Pierluigi De Vecchi: Michelangelo: frammenti e spunti per un autoritratto

Conferenza serale

Un autoritratto è l'immagine che un artista propone di se stesso pubblicamente, ma anche - e prima ancora - quella che egli si è formato di se stesso. Si tratta, in ogni caso, di un complesso rapporto che egli instaura con se stesso, con la sua opera e con gli spettatori.

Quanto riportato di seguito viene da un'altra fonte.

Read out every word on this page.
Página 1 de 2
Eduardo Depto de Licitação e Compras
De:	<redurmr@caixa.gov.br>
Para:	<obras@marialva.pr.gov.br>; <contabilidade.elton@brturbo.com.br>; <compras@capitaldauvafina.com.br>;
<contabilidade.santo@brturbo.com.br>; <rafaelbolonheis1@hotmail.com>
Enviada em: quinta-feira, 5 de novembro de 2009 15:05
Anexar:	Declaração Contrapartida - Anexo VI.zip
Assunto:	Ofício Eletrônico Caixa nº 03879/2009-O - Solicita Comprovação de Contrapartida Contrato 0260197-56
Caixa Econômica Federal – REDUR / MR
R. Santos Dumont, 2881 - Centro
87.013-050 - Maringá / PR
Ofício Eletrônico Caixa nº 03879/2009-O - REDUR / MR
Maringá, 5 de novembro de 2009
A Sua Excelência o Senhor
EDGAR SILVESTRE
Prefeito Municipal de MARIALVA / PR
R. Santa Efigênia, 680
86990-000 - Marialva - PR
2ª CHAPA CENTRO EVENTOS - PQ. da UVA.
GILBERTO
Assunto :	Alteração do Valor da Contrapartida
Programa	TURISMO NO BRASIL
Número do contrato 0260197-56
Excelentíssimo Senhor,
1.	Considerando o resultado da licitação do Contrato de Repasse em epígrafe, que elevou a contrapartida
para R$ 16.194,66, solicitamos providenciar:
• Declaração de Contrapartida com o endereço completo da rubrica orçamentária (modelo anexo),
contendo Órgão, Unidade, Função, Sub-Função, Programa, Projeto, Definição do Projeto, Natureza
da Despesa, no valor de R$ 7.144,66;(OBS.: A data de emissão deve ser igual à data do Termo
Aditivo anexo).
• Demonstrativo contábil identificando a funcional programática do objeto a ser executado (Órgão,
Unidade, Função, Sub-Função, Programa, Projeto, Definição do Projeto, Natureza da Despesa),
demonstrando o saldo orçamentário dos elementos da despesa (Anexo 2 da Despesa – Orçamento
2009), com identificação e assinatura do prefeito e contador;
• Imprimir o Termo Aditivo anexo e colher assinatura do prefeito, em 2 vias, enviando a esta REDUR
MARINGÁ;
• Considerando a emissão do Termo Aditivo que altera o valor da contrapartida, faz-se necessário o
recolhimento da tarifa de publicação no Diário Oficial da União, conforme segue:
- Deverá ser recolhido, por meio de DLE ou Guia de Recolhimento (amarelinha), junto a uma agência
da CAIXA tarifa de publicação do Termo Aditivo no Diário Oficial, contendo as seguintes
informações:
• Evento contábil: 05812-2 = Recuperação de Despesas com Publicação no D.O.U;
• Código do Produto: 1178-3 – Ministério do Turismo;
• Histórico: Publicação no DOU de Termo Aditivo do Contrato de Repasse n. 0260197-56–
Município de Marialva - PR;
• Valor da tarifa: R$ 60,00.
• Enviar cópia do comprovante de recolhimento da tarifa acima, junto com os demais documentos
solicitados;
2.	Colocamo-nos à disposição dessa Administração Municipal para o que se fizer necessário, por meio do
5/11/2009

Conosciamo diversi ritratti di Michelangelo, dipinti o scolpiti da altri artisti, ma nessun autoritratto isolato e indipendente: solo alcuni autoritratti indiretti, in qualche modo "segreti". Su di lui ci è tuttavia pervenuta una copiosa messe di documenti contemporanei, che riguardano non solo le sue opere e le sue vicende biografiche, ma la sua personalità. Ed è possibile mostrare come egli contribuì, in larga misura e in modo consapevole, a indirizzare la percezione che i suoi contemporanei ebbero della sua figura tanto di uomo quanto di artista.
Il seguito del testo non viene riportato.